DAX Executables

Table of Contents

  1. DAX Packages

  2. How Does it Work?

  3. DAX Settings

  4. How to Write a ProjectSettings.py File

  5. DAX Executables

  6. DAX Build

  7. DAX Update Tasks

  8. DAX Launch

  9. DAX Upload

  10. DAX Manager

DAX Packages

We have been developing a high throughput pipeline processing and quality assurance environment based on Washington University’s XNAT platform. This system has been deployed as the primary data archival platform for all VUIIS studies. This pipeline has been implemented in a python package called Distributed Automation for XNAT (DAX). Data processing occurs on the Vanderbilt Advanced Computing Center for Research and Education (ACCRE). DAX has been developed with a series of settings making the package portable on any batch scripting system. Each customized module is a spider that performs an image processing task using a variety of open source software.

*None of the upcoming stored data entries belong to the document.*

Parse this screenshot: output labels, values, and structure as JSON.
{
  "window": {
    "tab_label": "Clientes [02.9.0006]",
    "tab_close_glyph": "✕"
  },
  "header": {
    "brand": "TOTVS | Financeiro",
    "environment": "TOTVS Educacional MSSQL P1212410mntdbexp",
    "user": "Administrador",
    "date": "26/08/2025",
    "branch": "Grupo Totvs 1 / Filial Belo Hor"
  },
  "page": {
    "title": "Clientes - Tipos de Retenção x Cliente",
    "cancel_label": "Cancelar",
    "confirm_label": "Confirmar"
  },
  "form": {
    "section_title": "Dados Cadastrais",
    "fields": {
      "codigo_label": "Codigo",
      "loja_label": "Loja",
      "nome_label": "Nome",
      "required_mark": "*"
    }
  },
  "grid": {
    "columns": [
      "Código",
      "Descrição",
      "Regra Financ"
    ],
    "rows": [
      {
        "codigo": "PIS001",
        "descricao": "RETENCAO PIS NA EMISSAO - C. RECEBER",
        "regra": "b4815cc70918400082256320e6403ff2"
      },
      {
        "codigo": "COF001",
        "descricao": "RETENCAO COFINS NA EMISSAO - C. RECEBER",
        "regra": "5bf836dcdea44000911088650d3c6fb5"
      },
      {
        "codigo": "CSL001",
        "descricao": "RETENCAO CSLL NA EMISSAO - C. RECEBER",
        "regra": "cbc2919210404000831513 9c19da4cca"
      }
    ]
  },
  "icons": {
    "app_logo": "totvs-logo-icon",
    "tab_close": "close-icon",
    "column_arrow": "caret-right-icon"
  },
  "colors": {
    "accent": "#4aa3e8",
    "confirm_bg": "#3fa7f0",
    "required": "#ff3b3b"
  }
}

DAX is available on github at https://github.com/VUIIS/dax and be installed with “pip install dax”.

How Does it Work?

DAX consists of three main executables that communicates with an XNAT system to process and archived imaging data. XNAT has an object implemented as a child of a session that is called an Assessor that corresponds to processed data. By reading the database on a project basis, the different executables will generate the assessors, check for inputs, run the scripts on the cluster as a job, check on the status of the jobs, and upload data back to XNAT. DAX will also maintain data on REDCap. DAX uses a settings files to specify various customizations of the DAX installation and to specify which processes each project should run and any customizations to the processes.

DAX Settings

Inside the package DAX, there is a dax_settings.py file. This file contains variables that can be set by the user such as the commands used by your cluster, the different paths (the upload directory, root job, etc…), email settings, or REDCap settings for dax_manager.

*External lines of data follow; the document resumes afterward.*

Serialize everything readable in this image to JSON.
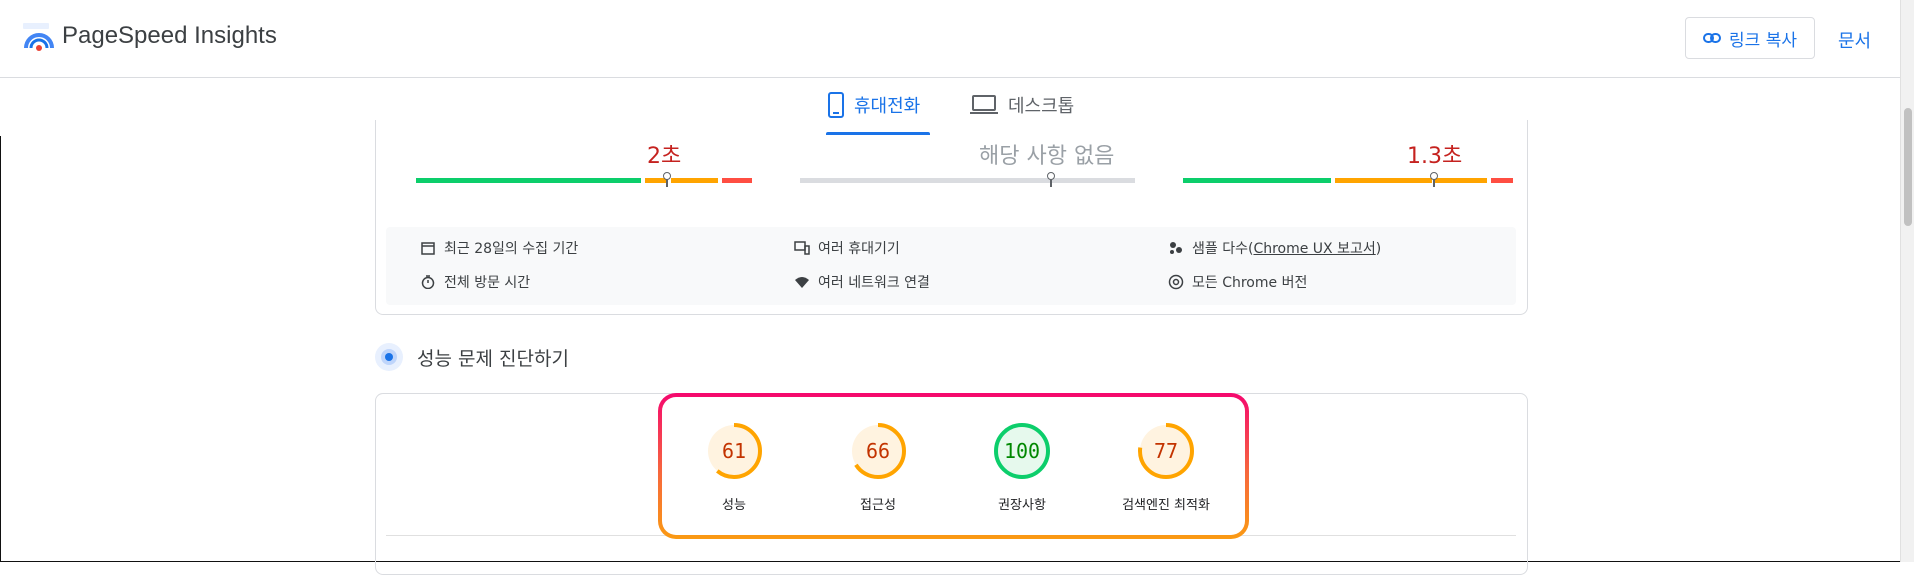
{
  "header": {
    "brand": "PageSpeed Insights",
    "copy_link_label": "링크 복사",
    "docs_label": "문서"
  },
  "tabs": [
    {
      "label": "휴대전화",
      "icon": "phone-icon",
      "active": true
    },
    {
      "label": "데스크톱",
      "icon": "laptop-icon",
      "active": false
    }
  ],
  "metrics": [
    {
      "value": "2초",
      "color": "#c5221f",
      "segments": [
        "#0cce6b",
        "#ffa400",
        "#ff4e42"
      ],
      "marker_fraction": 0.75
    },
    {
      "value": "해당 사항 없음",
      "color": "#9aa0a6",
      "segments": [
        "#dadce0"
      ],
      "marker_fraction": 0.75
    },
    {
      "value": "1.3초",
      "color": "#c5221f",
      "segments": [
        "#0cce6b",
        "#ffa400",
        "#ff4e42"
      ],
      "marker_fraction": 0.75
    }
  ],
  "info": {
    "period": "최근 28일의 수집 기간",
    "devices": "여러 휴대기기",
    "samples_prefix": "샘플 다수(",
    "samples_link": "Chrome UX 보고서",
    "samples_suffix": ")",
    "visit": "전체 방문 시간",
    "network": "여러 네트워크 연결",
    "chrome": "모든 Chrome 버전"
  },
  "diagnose": {
    "title": "성능 문제 진단하기"
  },
  "scores": [
    {
      "value": "61",
      "label": "성능",
      "status": "average",
      "color": "#ffa400",
      "text_color": "#c33300",
      "fill": "#fff3e0",
      "fraction": 0.61
    },
    {
      "value": "66",
      "label": "접근성",
      "status": "average",
      "color": "#ffa400",
      "text_color": "#c33300",
      "fill": "#fff3e0",
      "fraction": 0.66
    },
    {
      "value": "100",
      "label": "권장사항",
      "status": "good",
      "color": "#0cce6b",
      "text_color": "#008800",
      "fill": "#e6f9ed",
      "fraction": 1.0
    },
    {
      "value": "77",
      "label": "검색엔진 최적화",
      "status": "average",
      "color": "#ffa400",
      "text_color": "#c33300",
      "fill": "#fff3e0",
      "fraction": 0.77
    }
  ]
}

By default, the package is set to use the settings used by Vanderbilt University. It’s set for SLURM cluster.

How to Write a ProjectSettings.yaml File

Two of the DAX executables will need a ProjectSettings.py file to run. This file is a python script providing the description of each modules/processors that need to run for a project or a list of projects. You can learn on how to write a ProjectSettings.yaml file here: Writing a settings file.

DAX Executables

The main executables in the DAX package are:

  • dax build

  • dax update

  • dax launch

  • dax upload

  • dax manager

See image below to understand the role of each executable:

_images/life_cycle_of_dax_task.png

DAX Build

dax build will build all the projects in your ProjectSettings.yaml file. It will check each session of your project and run the different modules (e.g: converting dicom to nifti, generating preview, extracting physlog, etc…) and generates the assessors from the processors set in the ProjectSettings.yaml file.

DAX Update

dax update handles assessors for all the projects in your ProjectSettings.yaml file. It will get the list of all the assessors that are “open”, meaning with a status from the list below and update each assessors status.

Open assessors status:

  • NEED_TO_RUN

  • UPLOADING

  • JOB_RUNNING

  • READY_TO_COMPLETE

  • JOB_FAILED

DAX Launch

It will submit jobs to the cluster for each assessors that have the status NEED_TO_RUN.

DAX Upload

Each job on the cluster will not upload data directly to XNAT but copies the data to a temporary folder on the computer. dax upload will read each processed data from this folder and will upload them on XNAT under an assessor that was previously created by dax build.

DAX Manager

dax manager allows users to manage multiple projects from REDCap (https://redcap.vanderbilt.edu). It will automatically generate a ProjectSettings.yaml file from the REDCap database and will run dax build/update/launch/upload from those files.

On the REDCap project, each record corresponds to a project. Each library is a module or a processor that can be enabled and customized by the user.